During your oral viva, the examiner asks you to discuss the potential complications of treating a displaced intra-articular calcaneus fracture. Which approach demonstrates the highest level of structured competence?

. Listing all the catastrophic complications first to show you understand the severity.
. Categorizing the complications sequentially into intra-operative, early post-operative, and late post-operative.
. Providing an exhaustive, detailed explanation of subtalar arthritis while ignoring minor complications.
. Asking the examiner which specific complication they would like you to focus on.
. Reciting a random list of complications as they come to mind to answer as quickly as possible.

Correct Answer & Explanation

. Categorizing the complications sequentially into intra-operative, early post-operative, and late post-operative.


Explanation

Structuring answers anatomically or chronologically (intra-operative, early, late) provides a clear, logical framework. It ensures comprehensive coverage of the topic and proves to the examiner that your thought process is organized and methodical.

Question 1138

Topic: 8. Foot and Ankle

A 24-year-old athlete sustains a midfoot injury. An AP radiograph of the foot reveals a 'fleck sign' in the first intermetatarsal space. This radiographic finding represents an avulsion of the Lisfranc ligament from which anatomical structure?

. Medial cuneiform.
. Intermediate cuneiform.
. Base of the first metatarsal.
. Base of the second metatarsal.
. Cuboid.

Correct Answer & Explanation

. Base of the second metatarsal.


Explanation

The Lisfranc ligament connects the medial cuneiform to the base of the second metatarsal. The 'fleck sign' represents a bony avulsion of this ligament specifically from its insertion on the base of the second metatarsal.

Question 1139

Topic: 8. Foot and Ankle

A 30-year-old male sustains a midfoot crush injury. The Lisfranc ligament complex is suspected to be torn. Anatomically, the primary oblique band of the Lisfranc ligament connects which two osseous structures?

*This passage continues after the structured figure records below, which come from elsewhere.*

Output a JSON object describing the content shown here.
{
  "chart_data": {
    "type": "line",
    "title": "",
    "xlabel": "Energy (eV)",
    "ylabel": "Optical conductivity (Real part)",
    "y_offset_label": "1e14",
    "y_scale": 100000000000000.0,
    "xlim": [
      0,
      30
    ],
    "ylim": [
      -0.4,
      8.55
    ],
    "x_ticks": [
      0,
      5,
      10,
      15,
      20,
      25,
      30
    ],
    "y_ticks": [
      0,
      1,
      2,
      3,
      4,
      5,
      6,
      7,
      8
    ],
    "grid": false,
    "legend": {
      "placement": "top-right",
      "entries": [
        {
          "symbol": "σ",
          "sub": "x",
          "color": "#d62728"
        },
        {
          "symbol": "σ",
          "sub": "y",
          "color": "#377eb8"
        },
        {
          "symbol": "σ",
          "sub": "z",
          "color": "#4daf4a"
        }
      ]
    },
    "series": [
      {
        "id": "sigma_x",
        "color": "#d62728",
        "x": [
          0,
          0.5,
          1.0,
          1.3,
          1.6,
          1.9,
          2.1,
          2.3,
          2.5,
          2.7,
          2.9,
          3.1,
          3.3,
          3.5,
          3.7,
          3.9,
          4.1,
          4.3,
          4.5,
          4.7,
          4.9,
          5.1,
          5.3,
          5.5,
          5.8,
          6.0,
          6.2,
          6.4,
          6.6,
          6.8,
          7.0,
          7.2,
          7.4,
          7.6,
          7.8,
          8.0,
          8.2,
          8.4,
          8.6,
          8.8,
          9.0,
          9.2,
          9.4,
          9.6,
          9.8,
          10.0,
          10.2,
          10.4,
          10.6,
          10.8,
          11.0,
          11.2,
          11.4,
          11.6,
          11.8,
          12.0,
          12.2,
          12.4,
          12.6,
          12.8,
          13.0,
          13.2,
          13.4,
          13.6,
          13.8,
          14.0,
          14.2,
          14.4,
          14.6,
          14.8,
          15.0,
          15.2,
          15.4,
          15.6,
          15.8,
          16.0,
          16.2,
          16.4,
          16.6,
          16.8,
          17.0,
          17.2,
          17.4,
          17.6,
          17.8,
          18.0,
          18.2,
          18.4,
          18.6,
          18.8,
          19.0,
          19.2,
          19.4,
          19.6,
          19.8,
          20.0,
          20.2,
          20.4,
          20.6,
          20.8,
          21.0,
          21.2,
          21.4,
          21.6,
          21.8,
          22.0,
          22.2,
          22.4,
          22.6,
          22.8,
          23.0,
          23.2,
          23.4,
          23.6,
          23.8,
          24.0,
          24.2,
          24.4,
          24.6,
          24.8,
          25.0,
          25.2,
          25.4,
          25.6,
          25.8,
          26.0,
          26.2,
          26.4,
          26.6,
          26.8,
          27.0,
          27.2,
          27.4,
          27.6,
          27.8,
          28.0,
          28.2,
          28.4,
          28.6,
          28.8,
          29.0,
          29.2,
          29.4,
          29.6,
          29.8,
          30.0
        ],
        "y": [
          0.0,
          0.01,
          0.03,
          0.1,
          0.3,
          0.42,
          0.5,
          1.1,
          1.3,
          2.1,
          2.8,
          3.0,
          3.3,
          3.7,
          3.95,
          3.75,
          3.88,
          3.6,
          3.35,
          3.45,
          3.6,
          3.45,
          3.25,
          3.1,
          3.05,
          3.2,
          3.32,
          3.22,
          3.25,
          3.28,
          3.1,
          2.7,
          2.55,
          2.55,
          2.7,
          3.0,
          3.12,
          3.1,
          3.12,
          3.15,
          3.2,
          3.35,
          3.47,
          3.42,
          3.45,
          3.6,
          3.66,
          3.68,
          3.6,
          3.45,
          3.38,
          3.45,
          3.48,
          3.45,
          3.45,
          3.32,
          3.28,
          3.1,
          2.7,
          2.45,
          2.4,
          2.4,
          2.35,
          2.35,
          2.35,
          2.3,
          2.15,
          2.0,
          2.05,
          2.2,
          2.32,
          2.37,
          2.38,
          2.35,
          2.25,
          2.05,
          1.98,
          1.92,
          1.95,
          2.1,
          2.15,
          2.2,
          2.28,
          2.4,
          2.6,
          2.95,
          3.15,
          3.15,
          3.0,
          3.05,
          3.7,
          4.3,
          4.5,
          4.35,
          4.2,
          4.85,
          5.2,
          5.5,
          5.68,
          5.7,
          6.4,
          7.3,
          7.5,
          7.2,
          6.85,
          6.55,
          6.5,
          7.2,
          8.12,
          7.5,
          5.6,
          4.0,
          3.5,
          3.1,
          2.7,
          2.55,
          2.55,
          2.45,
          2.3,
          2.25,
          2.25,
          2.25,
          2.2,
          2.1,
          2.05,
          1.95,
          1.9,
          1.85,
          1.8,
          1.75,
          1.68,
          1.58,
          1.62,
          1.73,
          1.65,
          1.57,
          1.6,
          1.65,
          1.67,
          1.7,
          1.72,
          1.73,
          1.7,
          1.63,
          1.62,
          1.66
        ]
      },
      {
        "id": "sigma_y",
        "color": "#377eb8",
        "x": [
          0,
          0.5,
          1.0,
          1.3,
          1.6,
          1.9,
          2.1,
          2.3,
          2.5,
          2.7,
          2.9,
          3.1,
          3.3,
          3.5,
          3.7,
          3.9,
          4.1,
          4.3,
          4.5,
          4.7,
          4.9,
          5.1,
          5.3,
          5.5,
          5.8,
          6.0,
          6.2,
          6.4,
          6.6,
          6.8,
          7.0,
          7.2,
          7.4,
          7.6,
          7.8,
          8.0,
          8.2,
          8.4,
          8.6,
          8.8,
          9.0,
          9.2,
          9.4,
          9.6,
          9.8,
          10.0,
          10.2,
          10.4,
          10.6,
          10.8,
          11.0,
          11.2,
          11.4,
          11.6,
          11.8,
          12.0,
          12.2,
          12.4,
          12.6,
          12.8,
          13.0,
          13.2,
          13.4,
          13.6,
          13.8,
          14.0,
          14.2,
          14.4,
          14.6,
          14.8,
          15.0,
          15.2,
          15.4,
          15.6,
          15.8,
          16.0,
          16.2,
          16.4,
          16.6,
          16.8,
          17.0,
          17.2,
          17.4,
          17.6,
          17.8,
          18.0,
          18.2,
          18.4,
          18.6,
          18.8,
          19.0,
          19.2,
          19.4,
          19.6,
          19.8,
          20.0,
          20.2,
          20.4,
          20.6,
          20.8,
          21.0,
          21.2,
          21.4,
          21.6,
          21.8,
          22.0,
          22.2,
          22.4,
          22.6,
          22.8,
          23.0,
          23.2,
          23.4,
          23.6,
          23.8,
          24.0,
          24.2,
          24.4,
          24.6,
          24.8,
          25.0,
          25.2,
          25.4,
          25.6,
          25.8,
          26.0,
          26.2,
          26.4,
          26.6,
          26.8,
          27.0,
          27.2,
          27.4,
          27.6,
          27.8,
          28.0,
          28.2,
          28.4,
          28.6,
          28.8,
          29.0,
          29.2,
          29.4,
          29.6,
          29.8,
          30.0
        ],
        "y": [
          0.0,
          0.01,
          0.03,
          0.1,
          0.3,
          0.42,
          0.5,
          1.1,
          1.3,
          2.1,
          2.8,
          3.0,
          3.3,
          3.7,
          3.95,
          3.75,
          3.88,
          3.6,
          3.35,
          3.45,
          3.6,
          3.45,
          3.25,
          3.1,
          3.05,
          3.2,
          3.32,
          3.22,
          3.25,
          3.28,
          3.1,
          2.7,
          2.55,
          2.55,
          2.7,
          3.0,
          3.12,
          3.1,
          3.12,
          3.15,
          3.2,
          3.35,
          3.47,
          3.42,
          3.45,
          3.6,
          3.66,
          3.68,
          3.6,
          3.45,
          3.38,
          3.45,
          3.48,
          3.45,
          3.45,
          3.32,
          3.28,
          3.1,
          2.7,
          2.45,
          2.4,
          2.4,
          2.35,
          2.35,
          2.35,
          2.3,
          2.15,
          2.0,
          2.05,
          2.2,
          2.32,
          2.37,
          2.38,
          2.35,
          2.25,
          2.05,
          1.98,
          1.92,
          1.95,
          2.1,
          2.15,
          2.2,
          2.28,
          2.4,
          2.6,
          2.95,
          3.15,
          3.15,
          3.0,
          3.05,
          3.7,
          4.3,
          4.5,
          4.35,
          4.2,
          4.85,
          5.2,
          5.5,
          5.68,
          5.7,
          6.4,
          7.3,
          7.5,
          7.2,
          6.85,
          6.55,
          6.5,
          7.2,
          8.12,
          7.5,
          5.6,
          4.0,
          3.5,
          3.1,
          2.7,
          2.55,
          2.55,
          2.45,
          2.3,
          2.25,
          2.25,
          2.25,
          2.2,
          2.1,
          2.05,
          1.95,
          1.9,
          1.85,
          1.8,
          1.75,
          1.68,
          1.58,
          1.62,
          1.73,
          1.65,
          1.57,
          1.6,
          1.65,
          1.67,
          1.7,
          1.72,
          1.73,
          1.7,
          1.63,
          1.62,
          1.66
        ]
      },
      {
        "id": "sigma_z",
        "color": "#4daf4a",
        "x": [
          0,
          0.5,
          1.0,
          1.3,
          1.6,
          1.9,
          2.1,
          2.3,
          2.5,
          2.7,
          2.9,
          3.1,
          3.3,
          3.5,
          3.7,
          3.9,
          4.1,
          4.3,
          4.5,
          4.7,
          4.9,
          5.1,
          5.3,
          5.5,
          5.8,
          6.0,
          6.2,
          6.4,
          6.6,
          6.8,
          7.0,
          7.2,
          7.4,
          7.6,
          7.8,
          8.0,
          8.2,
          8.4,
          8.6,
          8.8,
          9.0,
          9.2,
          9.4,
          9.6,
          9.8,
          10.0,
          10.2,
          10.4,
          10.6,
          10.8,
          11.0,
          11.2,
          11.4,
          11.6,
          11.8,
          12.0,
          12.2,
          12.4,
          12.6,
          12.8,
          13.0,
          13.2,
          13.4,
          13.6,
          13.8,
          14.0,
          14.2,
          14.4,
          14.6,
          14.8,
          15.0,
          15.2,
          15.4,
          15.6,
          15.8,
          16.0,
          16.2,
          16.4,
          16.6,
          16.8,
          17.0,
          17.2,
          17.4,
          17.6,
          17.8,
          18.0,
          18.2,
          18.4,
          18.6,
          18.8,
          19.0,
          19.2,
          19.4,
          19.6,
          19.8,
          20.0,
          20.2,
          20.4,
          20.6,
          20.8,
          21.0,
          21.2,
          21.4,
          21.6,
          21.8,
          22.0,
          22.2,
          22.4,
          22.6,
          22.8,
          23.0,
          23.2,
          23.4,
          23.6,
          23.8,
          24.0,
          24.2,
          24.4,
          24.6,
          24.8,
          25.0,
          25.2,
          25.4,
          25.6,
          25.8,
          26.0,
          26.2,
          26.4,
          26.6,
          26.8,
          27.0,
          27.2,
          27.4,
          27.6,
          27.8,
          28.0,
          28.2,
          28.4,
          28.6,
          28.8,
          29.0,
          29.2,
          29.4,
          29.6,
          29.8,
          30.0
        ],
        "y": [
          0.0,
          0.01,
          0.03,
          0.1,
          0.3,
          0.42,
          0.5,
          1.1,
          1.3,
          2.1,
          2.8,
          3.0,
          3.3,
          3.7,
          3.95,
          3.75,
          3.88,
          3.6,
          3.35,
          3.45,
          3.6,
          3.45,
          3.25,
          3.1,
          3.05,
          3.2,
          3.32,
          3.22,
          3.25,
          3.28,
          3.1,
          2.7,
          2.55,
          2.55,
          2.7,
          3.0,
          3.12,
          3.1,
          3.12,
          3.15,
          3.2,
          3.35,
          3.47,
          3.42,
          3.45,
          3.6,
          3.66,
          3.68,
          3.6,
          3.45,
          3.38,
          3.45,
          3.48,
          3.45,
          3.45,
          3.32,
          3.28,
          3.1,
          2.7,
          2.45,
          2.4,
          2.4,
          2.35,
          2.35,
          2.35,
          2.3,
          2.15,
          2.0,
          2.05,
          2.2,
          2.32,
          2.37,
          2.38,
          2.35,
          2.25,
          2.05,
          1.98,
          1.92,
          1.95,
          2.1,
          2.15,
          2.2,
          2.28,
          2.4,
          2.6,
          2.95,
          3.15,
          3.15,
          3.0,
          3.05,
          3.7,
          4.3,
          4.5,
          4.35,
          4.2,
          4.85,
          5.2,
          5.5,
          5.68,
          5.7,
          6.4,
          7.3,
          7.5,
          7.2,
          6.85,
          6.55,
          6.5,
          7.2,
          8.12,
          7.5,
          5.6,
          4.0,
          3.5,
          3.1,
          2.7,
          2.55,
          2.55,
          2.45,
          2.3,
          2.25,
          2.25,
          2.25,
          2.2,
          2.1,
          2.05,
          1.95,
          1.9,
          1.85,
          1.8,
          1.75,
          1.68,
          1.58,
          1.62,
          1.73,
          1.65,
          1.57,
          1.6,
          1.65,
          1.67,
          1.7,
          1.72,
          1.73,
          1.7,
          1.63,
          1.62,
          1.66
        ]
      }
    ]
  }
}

. Base of the 1st metatarsal to the medial cuneiform
. Base of the 2nd metatarsal to the medial cuneiform
. Base of the 2nd metatarsal to the middle cuneiform
. Base of the 1st metatarsal to the base of the 2nd metatarsal
. Medial cuneiform to the middle cuneiform

Correct Answer & Explanation

. Base of the 2nd metatarsal to the medial cuneiform


Explanation

The true Lisfranc ligament is a strong intra-articular ligament that connects the lateral aspect of the medial cuneiform to the medial base of the second metatarsal. There is no direct ligamentous connection between the bases of the 1st and 2nd metatarsals.

Question 1140

Topic: Midfoot & Hindfoot

A 28-year-old runner sustains a purely ligamentous Lisfranc injury with 3 mm of widening between the medial and middle cuneiforms. What is the current recommended operative management?

. Closed reduction and cast application for 6 weeks
. Primary arthrodesis of the first, second, and third tarsometatarsal joints
. Open reduction and internal fixation (ORIF) with transarticular screws
. Flexible fixation with a suture button device only
. Midfoot amputation

Correct Answer & Explanation

. Primary arthrodesis of the first, second, and third tarsometatarsal joints


Explanation

Recent literature supports primary arthrodesis for purely ligamentous Lisfranc injuries. It yields better functional outcomes and fewer reoperations compared to traditional ORIF.